In the last blog we talked about the evolutionary model of organization and the sort of innovation that would accompany it. In today's blog we discuss how the organization's model of growth when modeled around the punctuated equilibrium would handle innovation.
The punctuated equilibrium model proposes that organizations typically initiate a revolutionary structural change during periods of environmental turbulence. The general state of an organization would comprise of long periods of evolutionary change with certain short bursts of radical change. These short bursts of change could really transform the organizations strategy, structure, power distribution, control systems etc!
One could call the relatively stable period of growth as - "evolutionary periods" while the short radical changing periods as those of "revolutionary periods".

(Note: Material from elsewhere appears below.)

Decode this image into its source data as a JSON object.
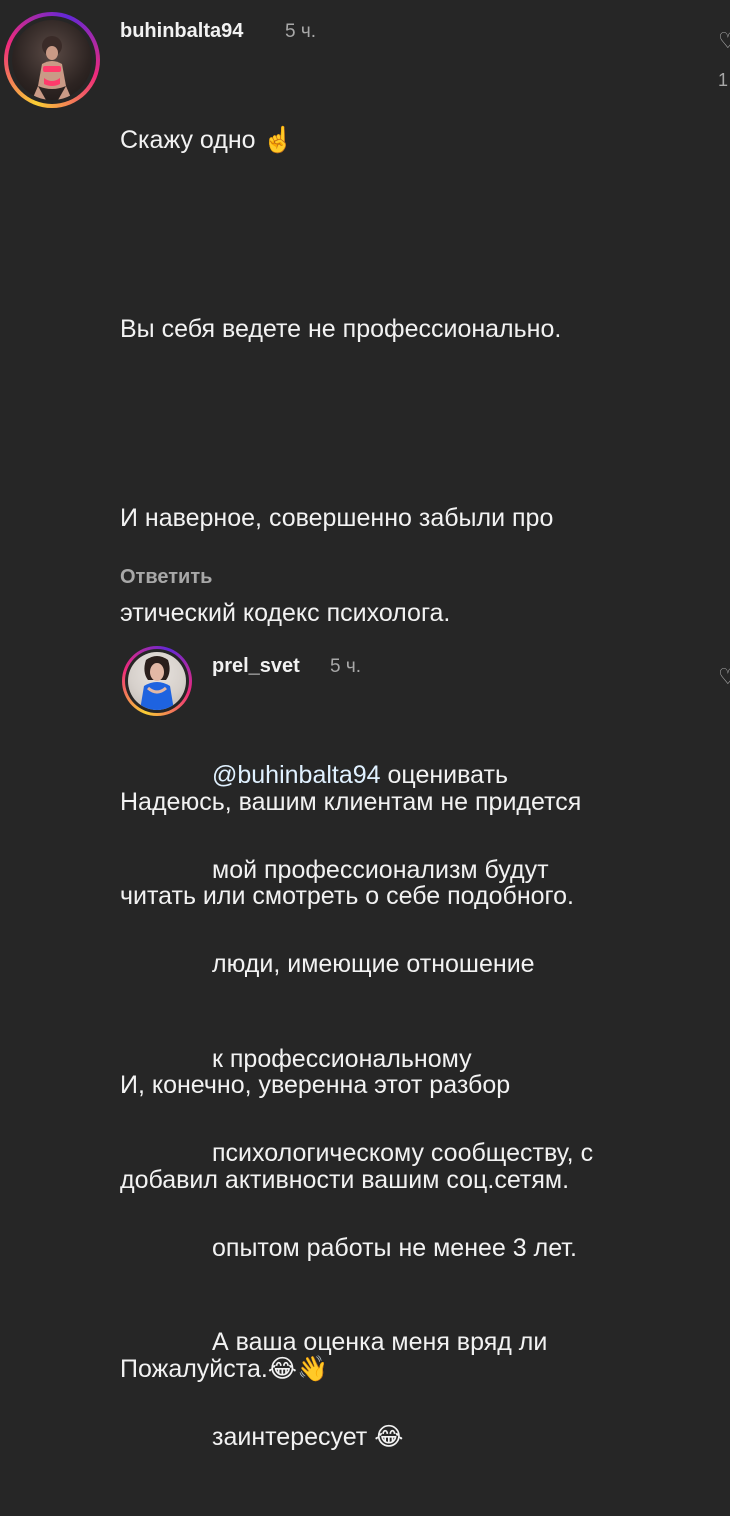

Empirically it has been found that the organizations that were able to transform themselves drastically were able to perform better than those that transformed incrementally. But this study wasn’t comprehensive enough to allow us to understand the reason of the failed transitions. The implication of the concept is that the competitive environment repeatedly changes over time and the successful organizations accordingly have to initiate periodic discontinuous or revolutionary change to adapt to the environmental changes.
The challenge here is that the organization would have to develop diverse competencies and capabilities to shape and deal with the technology cycle.
While this model explains the patterns of organizational evolution and relationship with the change well, the model fails to address the crucial question of how organizations create manifest into new forms during the revolutionary phases. It also doesn’t address the long terms survival prospects of the organization!